Hoaks bukan fenomena politik semata; ia adalah kenyataan sosiologis.

Film Hoax: Hoaks Itu Bernama Keluarga
Hoax. FOTO/Istimewa

tirto.id - Tak mudah mencari kesatuan karakter estetik dari film-film Ifa Isfansyah. Karya-karyanya bervariasi dari genre, tema, dan gaya, sejak masih memproduksi film pendek (Mayar, Air Mata Surga, Harap Tenang, Ada Ujian!) hingga akhirnya menyutradarai film-film panjang sejak 2009 (Catatan Dodol Calon Dokter, Pesantren Impian, 9 Summers 10 Autumn, Pendekar Tongkat Emas, hingga Sang Penari yang melambungkan namanya di jagat perfilman tanah air).
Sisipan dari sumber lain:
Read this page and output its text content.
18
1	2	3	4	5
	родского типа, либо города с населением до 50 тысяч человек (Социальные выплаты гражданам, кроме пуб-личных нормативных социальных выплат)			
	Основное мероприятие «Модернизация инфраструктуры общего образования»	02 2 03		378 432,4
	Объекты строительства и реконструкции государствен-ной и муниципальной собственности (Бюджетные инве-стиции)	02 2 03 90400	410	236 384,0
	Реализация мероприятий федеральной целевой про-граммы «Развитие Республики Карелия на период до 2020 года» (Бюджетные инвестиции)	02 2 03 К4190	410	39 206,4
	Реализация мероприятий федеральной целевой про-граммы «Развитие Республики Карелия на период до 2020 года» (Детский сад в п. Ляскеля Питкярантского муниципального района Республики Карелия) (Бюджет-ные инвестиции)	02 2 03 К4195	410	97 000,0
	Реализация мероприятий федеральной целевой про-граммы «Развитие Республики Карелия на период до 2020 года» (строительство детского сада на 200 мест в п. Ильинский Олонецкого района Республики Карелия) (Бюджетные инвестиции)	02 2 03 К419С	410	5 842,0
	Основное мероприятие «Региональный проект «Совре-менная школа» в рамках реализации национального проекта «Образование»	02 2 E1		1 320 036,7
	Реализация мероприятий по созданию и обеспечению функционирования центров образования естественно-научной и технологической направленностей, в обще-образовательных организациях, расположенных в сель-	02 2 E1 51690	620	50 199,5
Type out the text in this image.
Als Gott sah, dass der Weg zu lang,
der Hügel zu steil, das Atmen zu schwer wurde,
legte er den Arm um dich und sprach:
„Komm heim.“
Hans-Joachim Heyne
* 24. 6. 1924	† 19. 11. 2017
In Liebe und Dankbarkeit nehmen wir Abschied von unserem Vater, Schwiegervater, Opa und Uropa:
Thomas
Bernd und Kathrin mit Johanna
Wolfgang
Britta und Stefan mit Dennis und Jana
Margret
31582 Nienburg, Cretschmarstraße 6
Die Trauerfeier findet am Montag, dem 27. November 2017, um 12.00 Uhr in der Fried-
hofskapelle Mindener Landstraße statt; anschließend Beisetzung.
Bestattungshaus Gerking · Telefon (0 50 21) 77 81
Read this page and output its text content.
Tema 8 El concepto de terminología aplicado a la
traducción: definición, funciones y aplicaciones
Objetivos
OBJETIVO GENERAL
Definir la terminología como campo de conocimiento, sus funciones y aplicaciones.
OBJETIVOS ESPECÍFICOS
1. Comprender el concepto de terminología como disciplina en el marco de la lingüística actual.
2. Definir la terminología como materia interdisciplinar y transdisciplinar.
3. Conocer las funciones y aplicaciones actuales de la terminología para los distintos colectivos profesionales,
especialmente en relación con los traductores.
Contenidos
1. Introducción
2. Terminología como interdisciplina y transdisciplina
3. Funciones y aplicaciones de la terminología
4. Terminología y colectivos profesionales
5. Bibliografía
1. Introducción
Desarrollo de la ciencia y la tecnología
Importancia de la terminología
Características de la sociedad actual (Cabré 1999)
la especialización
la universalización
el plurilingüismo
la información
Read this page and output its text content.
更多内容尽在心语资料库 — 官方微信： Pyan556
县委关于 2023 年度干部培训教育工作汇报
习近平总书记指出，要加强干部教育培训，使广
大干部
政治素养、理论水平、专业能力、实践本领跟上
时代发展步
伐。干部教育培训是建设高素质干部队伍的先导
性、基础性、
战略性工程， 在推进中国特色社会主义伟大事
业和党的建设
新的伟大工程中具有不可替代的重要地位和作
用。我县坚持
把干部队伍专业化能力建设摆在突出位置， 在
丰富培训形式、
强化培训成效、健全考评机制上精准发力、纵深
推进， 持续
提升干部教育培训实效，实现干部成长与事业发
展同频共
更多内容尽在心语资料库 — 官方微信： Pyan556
Keleluasaan jelajah penyutradaraan Ifa kembali muncul dalam film Hoax yang dirilis pada 1 Februari 2018 lalu. Sebetulnya Hoax merupakan film lama Ifa dengan judul asli Rumah dan Musim Hujan (One Day When the Rain Falls). Film ini pertama dirilis pada Desember 2012 dalam ajang Jogja-NETPAC Asian Film Festival sebelum mampir ke festival-festival film internasional.

Mengenai penggantian judul tersebut, produser eksekutif HB Haveen menyatakan kepada Antara: “Saat proses editing, saya melihat film ini lebih pas dengan judul Hoax.”

Mulanya, saya mengira Ifa bakal mengikuti jejak Nayato Fio Nuala hanya karena tampilan poster Hoax yang mirip film-film horor-mistis. Untungnya saya keliru sebab Ifa memang tidak jadi layaknya Nayato. Poster terbaru Hoax adalah gimmick semata yang nampaknya dibuat untuk menegaskan sikap bahwa hoaks merupakan ancaman yang lebih mengerikan daripada setan-setan penguasa kuburan.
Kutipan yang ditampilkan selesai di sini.